2.1 Le competenze lessicali

Fin dai tre anni, o da quando completa il processo di appropriazione orale del suo codice espressivo nativo, il bambino formula ipotesi sul lessico e ne estrae regole di funzionamento morfosintattico per analogia o per contrasto. Lo Duca (2018) offre riflessioni metodologiche preziose: cita l’esempio della nipotina di quattro anni che, di fronte all’affermazione della nonna «questa bambina è tanto gelosa», replica «Non è vero, io non sono di ghiaccio!» e così facendo mostra non solo di aver compreso l’uso del deittico questa, ma di aver compreso le regole di formazione degli aggettivi in –oso (col nucleo semantico di pieno di), come nel caso del celebre petaloso. Nel caso della mia nipotina di quasi tre anni, ho filmato una sequenza in cui la bambina narrava, con un albo illustrato in mano, la storia di Cappuccetto rosso, confrontandosi con l’uso del passato remoto (ben distante dalle sue competenze del momento, ma già presente come stereotipo linguistico fiabesco con regola derivazionale del tipo mangio>mangiò) e produceva stringhe frasali come «il lupo venò a casa della nonna» o, incrociando su base fonologica forme di futuro e di passato remoto, «e così lui se ne anderò. Fine della storia».
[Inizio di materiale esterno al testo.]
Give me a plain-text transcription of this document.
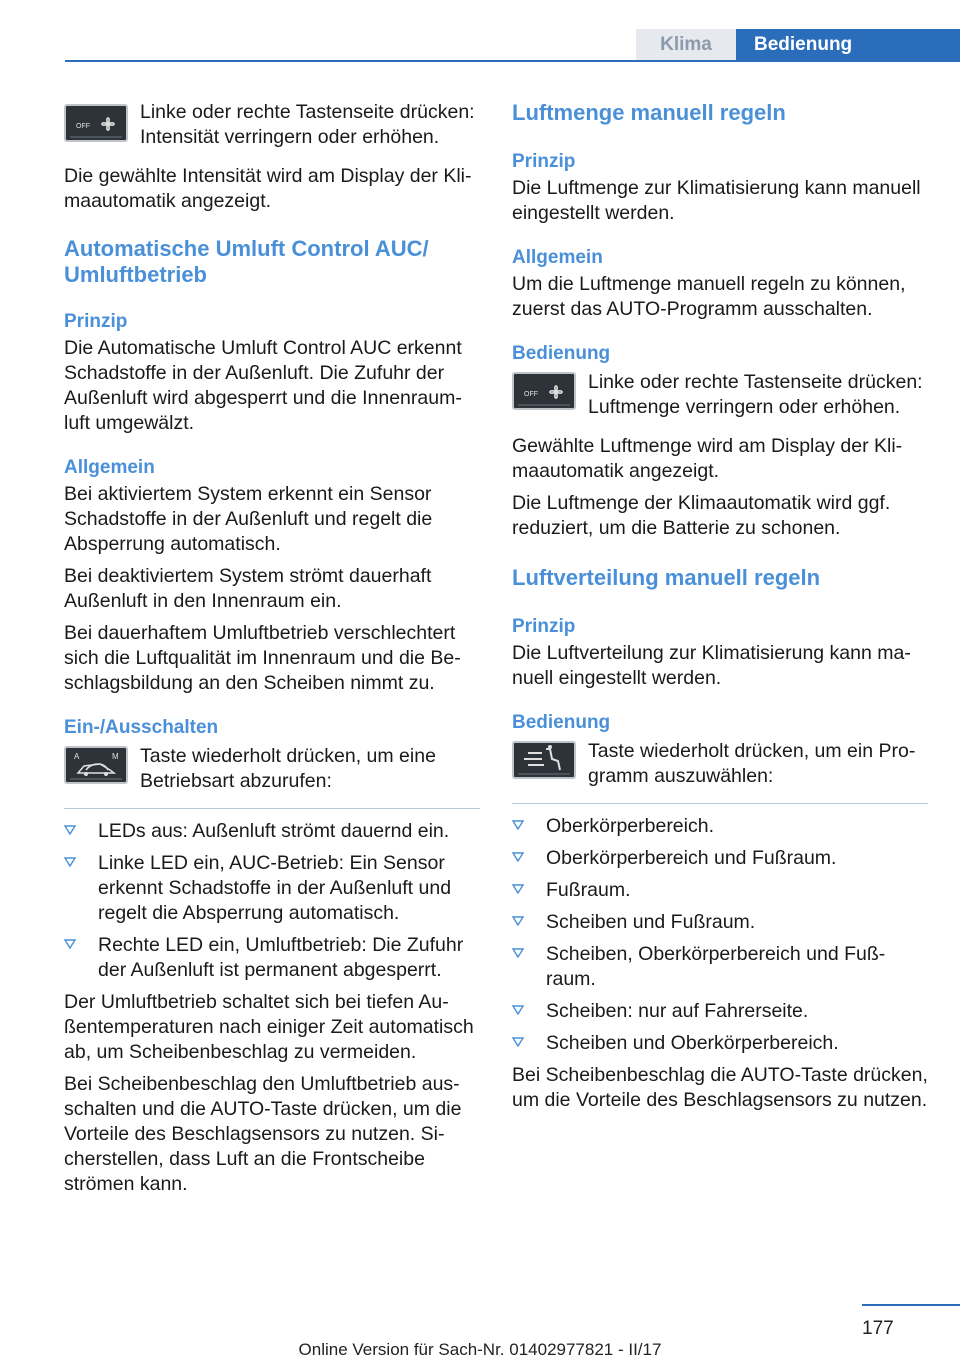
Klima	Bedienung
OFF

Linke oder rechte Tastenseite drücken: Intensität verringern oder erhöhen.

Die gewählte Intensität wird am Display der Klimaautomatik angezeigt.

Automatische Umluft Control AUC/ Umluftbetrieb

Prinzip

Die Automatische Umluft Control AUC erkennt Schadstoffe in der Außenluft. Die Zufuhr der Außenluft wird abgesperrt und die Innenraumluft umgewälzt.

Allgemein

Bei aktiviertem System erkennt ein Sensor Schadstoffe in der Außenluft und regelt die Absperrung automatisch.

Bei deaktiviertem System strömt dauerhaft Außenluft in den Innenraum ein.

Bei dauerhaftem Umluftbetrieb verschlechtert sich die Luftqualität im Innenraum und die Beschlagsbildung an den Scheiben nimmt zu.

Ein-/Ausschalten

A	M	Taste wiederholt drücken, um eine Betriebsart abzurufen:

LEDs aus: Außenluft strömt dauernd ein.
Linke LED ein, AUC-Betrieb: Ein Sensor erkennt Schadstoffe in der Außenluft und regelt die Absperrung automatisch.
Rechte LED ein, Umluftbetrieb: Die Zufuhr der Außenluft ist permanent abgesperrt.

Der Umluftbetrieb schaltet sich bei tiefen Außentemperaturen nach einiger Zeit automatisch ab, um Scheibenbeschlag zu vermeiden.

Bei Scheibenbeschlag den Umluftbetrieb ausschalten und die AUTO-Taste drücken, um die Vorteile des Beschlagsensors zu nutzen. Sicherstellen, dass Luft an die Frontscheibe strömen kann.

Luftmenge manuell regeln

Prinzip

Die Luftmenge zur Klimatisierung kann manuell eingestellt werden.

Allgemein

Um die Luftmenge manuell regeln zu können, zuerst das AUTO-Programm ausschalten.

Bedienung

OFF

Linke oder rechte Tastenseite drücken: Luftmenge verringern oder erhöhen.

Gewählte Luftmenge wird am Display der Klimaautomatik angezeigt.

Die Luftmenge der Klimaautomatik wird ggf. reduziert, um die Batterie zu schonen.

Luftverteilung manuell regeln

Prinzip

Die Luftverteilung zur Klimatisierung kann manuell eingestellt werden.

Bedienung

Taste wiederholt drücken, um ein Programm auszuwählen:

Oberkörperbereich.
Oberkörperbereich und Fußraum.
Fußraum.
Scheiben und Fußraum.
Scheiben, Oberkörperbereich und Fußraum.
Scheiben: nur auf Fahrerseite.
Scheiben und Oberkörperbereich.

Bei Scheibenbeschlag die AUTO-Taste drücken, um die Vorteile des Beschlagsensors zu nutzen.

177
Online Version für Sach-Nr. 01402977821 - II/17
Alla base di questi meccanismi analogici di scoperta di regolarità e di irregolarità nella formazione del nome o del verbo sta la trafila acquisizionale individuata da Karmiloff – Smith (1992; 1995) che prevede quattro fasi:

1) Conoscenza non analizzata per routines e patterns, imitazione di modelli

2) Conoscenza progressivamente analizzata, ma ancora implicita e inconsapevole

3) Conoscenza analizzata e creativa

4) Conoscenza consapevole sulla quale si può esercitare l’azione didattica

Quando incontriamo i bambini a scuola, di solito, la loro competenza linguistica sta alla fase 3) e sta a noi aiutarli a raggiungere la fase quattro, con progressivo ampliamento della loro riflessione grammaticale guidata a partire dalla loro naturale curiosità sui fatti di lingua (la fase dei perché estesa nel tempo) che purtroppo viene smorzata dalla grammatica prescrittiva che ancora resiste nelle nostre aule.
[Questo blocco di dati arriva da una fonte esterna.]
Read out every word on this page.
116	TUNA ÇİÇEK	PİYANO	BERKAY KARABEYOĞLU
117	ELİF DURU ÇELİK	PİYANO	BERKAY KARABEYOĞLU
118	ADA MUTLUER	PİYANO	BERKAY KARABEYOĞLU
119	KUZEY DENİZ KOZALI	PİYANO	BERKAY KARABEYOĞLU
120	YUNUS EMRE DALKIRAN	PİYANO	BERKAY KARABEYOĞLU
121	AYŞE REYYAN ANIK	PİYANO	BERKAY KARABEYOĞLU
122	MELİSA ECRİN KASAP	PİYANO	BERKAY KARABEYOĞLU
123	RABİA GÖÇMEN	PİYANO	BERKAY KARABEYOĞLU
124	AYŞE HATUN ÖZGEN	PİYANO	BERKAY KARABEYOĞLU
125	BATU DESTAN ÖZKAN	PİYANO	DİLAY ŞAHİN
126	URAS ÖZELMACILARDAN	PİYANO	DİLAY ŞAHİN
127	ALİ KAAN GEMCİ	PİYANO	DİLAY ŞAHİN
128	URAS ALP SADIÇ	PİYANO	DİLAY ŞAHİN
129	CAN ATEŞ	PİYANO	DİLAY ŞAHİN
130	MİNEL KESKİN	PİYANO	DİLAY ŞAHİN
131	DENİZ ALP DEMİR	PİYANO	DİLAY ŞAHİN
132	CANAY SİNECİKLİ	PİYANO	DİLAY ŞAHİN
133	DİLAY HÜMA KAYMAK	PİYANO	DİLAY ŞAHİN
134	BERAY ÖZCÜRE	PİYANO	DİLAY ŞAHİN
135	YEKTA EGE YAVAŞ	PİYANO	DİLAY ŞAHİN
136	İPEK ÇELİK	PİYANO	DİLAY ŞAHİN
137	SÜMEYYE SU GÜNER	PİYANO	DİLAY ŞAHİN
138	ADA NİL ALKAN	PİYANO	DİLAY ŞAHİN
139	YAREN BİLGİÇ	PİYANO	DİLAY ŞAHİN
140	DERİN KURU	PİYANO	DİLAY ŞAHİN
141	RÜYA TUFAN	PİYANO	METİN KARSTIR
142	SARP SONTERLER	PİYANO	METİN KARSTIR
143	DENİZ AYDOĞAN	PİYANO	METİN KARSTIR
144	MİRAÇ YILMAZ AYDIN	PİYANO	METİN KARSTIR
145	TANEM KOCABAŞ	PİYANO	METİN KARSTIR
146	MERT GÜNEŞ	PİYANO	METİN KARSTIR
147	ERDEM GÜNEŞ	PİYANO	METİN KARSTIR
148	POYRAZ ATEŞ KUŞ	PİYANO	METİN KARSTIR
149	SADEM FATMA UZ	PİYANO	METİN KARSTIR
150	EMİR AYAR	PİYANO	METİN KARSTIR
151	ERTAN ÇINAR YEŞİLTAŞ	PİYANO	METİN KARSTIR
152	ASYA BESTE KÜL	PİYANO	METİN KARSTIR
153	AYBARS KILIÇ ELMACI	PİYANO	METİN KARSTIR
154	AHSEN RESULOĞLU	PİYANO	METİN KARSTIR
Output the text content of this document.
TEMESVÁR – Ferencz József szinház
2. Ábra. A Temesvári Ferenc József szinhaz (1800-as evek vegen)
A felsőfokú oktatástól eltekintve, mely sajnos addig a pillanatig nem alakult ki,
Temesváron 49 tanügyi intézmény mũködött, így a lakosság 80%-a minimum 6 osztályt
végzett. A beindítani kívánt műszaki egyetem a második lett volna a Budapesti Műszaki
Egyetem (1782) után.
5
La lettura del saggio di Maria Pia Lo Duca incoraggia a far nostro, a tutti i livelli di scolarità, il metodo della scoperta lessical/grammaticale. Un uso lessicale pieno, non può certo prescindere dalla conoscenza delle regole di formazione nominale o dai paradigmi verbali.
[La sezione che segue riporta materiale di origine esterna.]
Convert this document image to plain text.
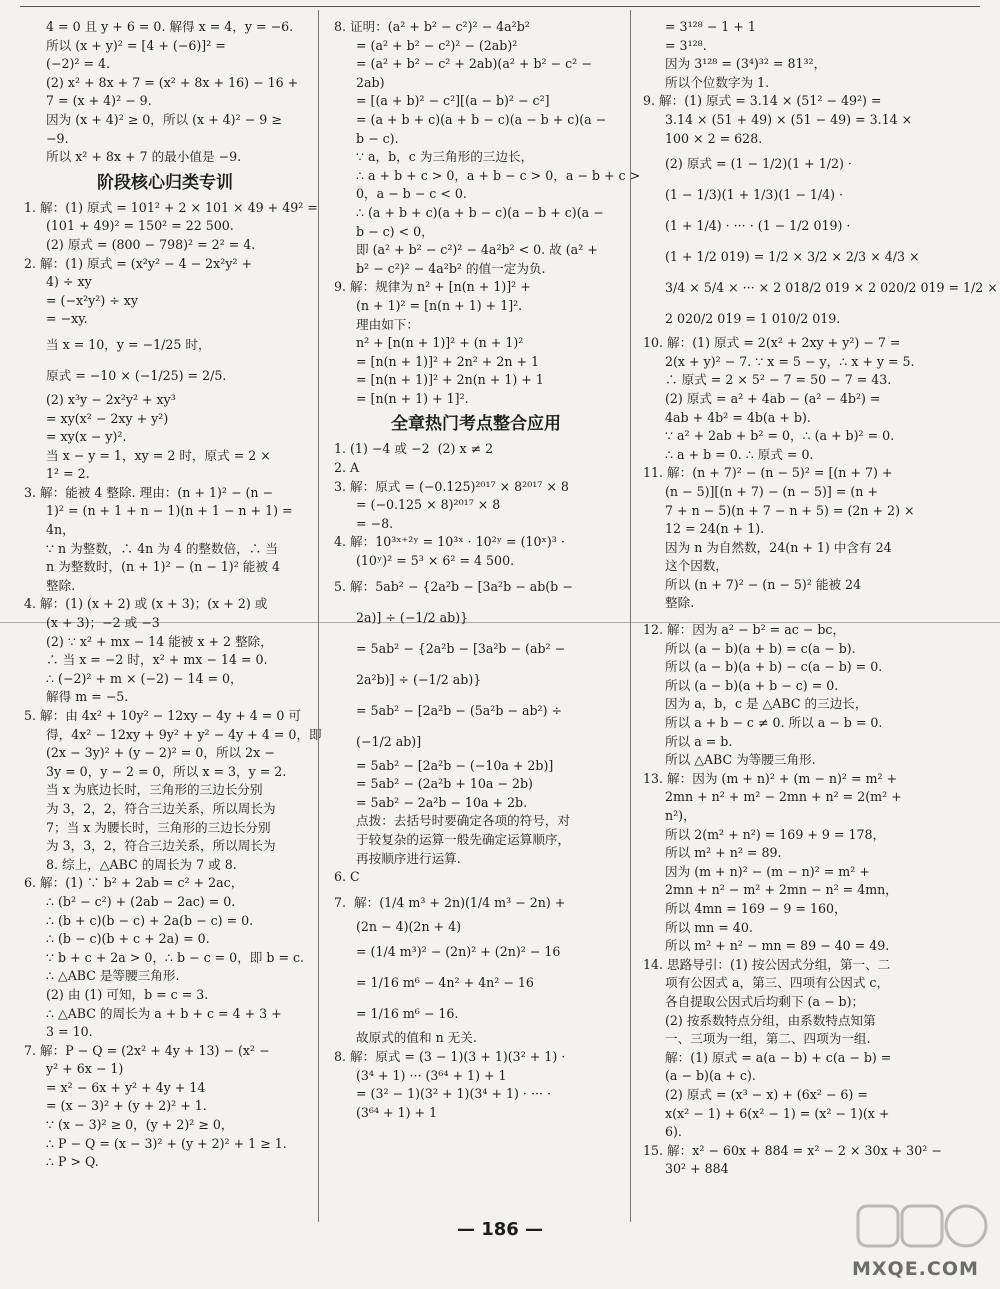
4 = 0 且 y + 6 = 0. 解得 x = 4，y = −6.
所以 (x + y)² = [4 + (−6)]² =
(−2)² = 4.
(2) x² + 8x + 7 = (x² + 8x + 16) − 16 +
7 = (x + 4)² − 9.
因为 (x + 4)² ≥ 0，所以 (x + 4)² − 9 ≥
−9.
所以 x² + 8x + 7 的最小值是 −9.
阶段核心归类专训
1. 解：(1) 原式 = 101² + 2 × 101 × 49 + 49² =
(101 + 49)² = 150² = 22 500.
(2) 原式 = (800 − 798)² = 2² = 4.
2. 解：(1) 原式 = (x²y² − 4 − 2x²y² +
4) ÷ xy
= (−x²y²) ÷ xy
= −xy.
当 x = 10，y = −1/25 时，
原式 = −10 × (−1/25) = 2/5.
(2) x³y − 2x²y² + xy³
= xy(x² − 2xy + y²)
= xy(x − y)².
当 x − y = 1，xy = 2 时，原式 = 2 ×
1² = 2.
3. 解：能被 4 整除. 理由：(n + 1)² − (n −
1)² = (n + 1 + n − 1)(n + 1 − n + 1) =
4n，
∵ n 为整数，∴ 4n 为 4 的整数倍，∴ 当
n 为整数时，(n + 1)² − (n − 1)² 能被 4
整除.
4. 解：(1) (x + 2) 或 (x + 3)；(x + 2) 或
(x + 3)；−2 或 −3
(2) ∵ x² + mx − 14 能被 x + 2 整除，
∴ 当 x = −2 时，x² + mx − 14 = 0.
∴ (−2)² + m × (−2) − 14 = 0，
解得 m = −5.
5. 解：由 4x² + 10y² − 12xy − 4y + 4 = 0 可
得，4x² − 12xy + 9y² + y² − 4y + 4 = 0，即
(2x − 3y)² + (y − 2)² = 0，所以 2x −
3y = 0，y − 2 = 0，所以 x = 3，y = 2.
当 x 为底边长时，三角形的三边长分别
为 3，2，2，符合三边关系，所以周长为
7；当 x 为腰长时，三角形的三边长分别
为 3，3，2，符合三边关系，所以周长为
8. 综上，△ABC 的周长为 7 或 8.
6. 解：(1) ∵ b² + 2ab = c² + 2ac，
∴ (b² − c²) + (2ab − 2ac) = 0.
∴ (b + c)(b − c) + 2a(b − c) = 0.
∴ (b − c)(b + c + 2a) = 0.
∵ b + c + 2a > 0，∴ b − c = 0，即 b = c.
∴ △ABC 是等腰三角形.
(2) 由 (1) 可知，b = c = 3.
∴ △ABC 的周长为 a + b + c = 4 + 3 +
3 = 10.
7. 解：P − Q = (2x² + 4y + 13) − (x² −
y² + 6x − 1)
= x² − 6x + y² + 4y + 14
= (x − 3)² + (y + 2)² + 1.
∵ (x − 3)² ≥ 0，(y + 2)² ≥ 0，
∴ P − Q = (x − 3)² + (y + 2)² + 1 ≥ 1.
∴ P > Q.
8. 证明：(a² + b² − c²)² − 4a²b²
= (a² + b² − c²)² − (2ab)²
= (a² + b² − c² + 2ab)(a² + b² − c² −
2ab)
= [(a + b)² − c²][(a − b)² − c²]
= (a + b + c)(a + b − c)(a − b + c)(a −
b − c).
∵ a，b，c 为三角形的三边长，
∴ a + b + c > 0，a + b − c > 0，a − b + c >
0，a − b − c < 0.
∴ (a + b + c)(a + b − c)(a − b + c)(a −
b − c) < 0，
即 (a² + b² − c²)² − 4a²b² < 0. 故 (a² +
b² − c²)² − 4a²b² 的值一定为负.
9. 解：规律为 n² + [n(n + 1)]² +
(n + 1)² = [n(n + 1) + 1]².
理由如下：
n² + [n(n + 1)]² + (n + 1)²
= [n(n + 1)]² + 2n² + 2n + 1
= [n(n + 1)]² + 2n(n + 1) + 1
= [n(n + 1) + 1]².
全章热门考点整合应用
1. (1) −4 或 −2  (2) x ≠ 2
2. A
3. 解：原式 = (−0.125)²⁰¹⁷ × 8²⁰¹⁷ × 8
= (−0.125 × 8)²⁰¹⁷ × 8
= −8.
4. 解：10³ˣ⁺²ʸ = 10³ˣ · 10²ʸ = (10ˣ)³ ·
(10ʸ)² = 5³ × 6² = 4 500.
5. 解：5ab² − {2a²b − [3a²b − ab(b −
2a)] ÷ (−1/2 ab)}
= 5ab² − {2a²b − [3a²b − (ab² −
2a²b)] ÷ (−1/2 ab)}
= 5ab² − [2a²b − (5a²b − ab²) ÷
(−1/2 ab)]
= 5ab² − [2a²b − (−10a + 2b)]
= 5ab² − (2a²b + 10a − 2b)
= 5ab² − 2a²b − 10a + 2b.
点拨：去括号时要确定各项的符号，对
于较复杂的运算一般先确定运算顺序，
再按顺序进行运算.
6. C
7.  解：(1/4 m³ + 2n)(1/4 m³ − 2n) +
(2n − 4)(2n + 4)
= (1/4 m³)² − (2n)² + (2n)² − 16
= 1/16 m⁶ − 4n² + 4n² − 16
= 1/16 m⁶ − 16.
故原式的值和 n 无关.
8. 解：原式 = (3 − 1)(3 + 1)(3² + 1) ·
(3⁴ + 1) ··· (3⁶⁴ + 1) + 1
= (3² − 1)(3² + 1)(3⁴ + 1) · ··· ·
(3⁶⁴ + 1) + 1
= 3¹²⁸ − 1 + 1
= 3¹²⁸.
因为 3¹²⁸ = (3⁴)³² = 81³²，
所以个位数字为 1.
9. 解：(1) 原式 = 3.14 × (51² − 49²) =
3.14 × (51 + 49) × (51 − 49) = 3.14 ×
100 × 2 = 628.
(2) 原式 = (1 − 1/2)(1 + 1/2) ·
(1 − 1/3)(1 + 1/3)(1 − 1/4) ·
(1 + 1/4) · ··· · (1 − 1/2 019) ·
(1 + 1/2 019) = 1/2 × 3/2 × 2/3 × 4/3 ×
3/4 × 5/4 × ··· × 2 018/2 019 × 2 020/2 019 = 1/2 ×
2 020/2 019 = 1 010/2 019.
10. 解：(1) 原式 = 2(x² + 2xy + y²) − 7 =
2(x + y)² − 7. ∵ x = 5 − y，∴ x + y = 5.
∴ 原式 = 2 × 5² − 7 = 50 − 7 = 43.
(2) 原式 = a² + 4ab − (a² − 4b²) =
4ab + 4b² = 4b(a + b).
∵ a² + 2ab + b² = 0，∴ (a + b)² = 0.
∴ a + b = 0. ∴ 原式 = 0.
11. 解：(n + 7)² − (n − 5)² = [(n + 7) +
(n − 5)][(n + 7) − (n − 5)] = (n +
7 + n − 5)(n + 7 − n + 5) = (2n + 2) ×
12 = 24(n + 1).
因为 n 为自然数，24(n + 1) 中含有 24
这个因数，
所以 (n + 7)² − (n − 5)² 能被 24
整除.
12. 解：因为 a² − b² = ac − bc，
所以 (a − b)(a + b) = c(a − b).
所以 (a − b)(a + b) − c(a − b) = 0.
所以 (a − b)(a + b − c) = 0.
因为 a，b，c 是 △ABC 的三边长，
所以 a + b − c ≠ 0. 所以 a − b = 0.
所以 a = b.
所以 △ABC 为等腰三角形.
13. 解：因为 (m + n)² + (m − n)² = m² +
2mn + n² + m² − 2mn + n² = 2(m² +
n²)，
所以 2(m² + n²) = 169 + 9 = 178，
所以 m² + n² = 89.
因为 (m + n)² − (m − n)² = m² +
2mn + n² − m² + 2mn − n² = 4mn，
所以 4mn = 169 − 9 = 160，
所以 mn = 40.
所以 m² + n² − mn = 89 − 40 = 49.
14. 思路导引：(1) 按公因式分组，第一、二
项有公因式 a，第三、四项有公因式 c，
各自提取公因式后均剩下 (a − b)；
(2) 按系数特点分组，由系数特点知第
一、三项为一组，第二、四项为一组.
解：(1) 原式 = a(a − b) + c(a − b) =
(a − b)(a + c).
(2) 原式 = (x³ − x) + (6x² − 6) =
x(x² − 1) + 6(x² − 1) = (x² − 1)(x +
6).
15. 解：x² − 60x + 884 = x² − 2 × 30x + 30² −
30² + 884
— 186 —
MXQE.COM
La scuola dovrebbe approfittare di questa naturale e inconsapevole propensione a riflettere sulla struttura delle parole complesse, innestando su questa una riflessione esplicita guidata, che dia voce e terminologie a questo silenzioso quanto imponente lavorio mentale. L’abitudine a riflettere sull’esito formale e semantico dei processi derivativi e compositivi costituisce, infatti, un aiuto formidabile quando nello studio o nella vita, ci si imbatta in nuove parole, dal significato sconosciuto, ma di cui sia riconoscibile qualche struttura interna. Per un allievo abituato a lavorare sulla morfologia delle parole risulterà facile ritrovare i segmenti costitutivi delle parole e provare a fare ipotesi sul significato complessivo del termine sconosciuto, che poi il contorno linguistico o extralinguistico potrà fermare o smentire, e da cui potrà scaturire una nuova ricerca, questa volta sul dizionario.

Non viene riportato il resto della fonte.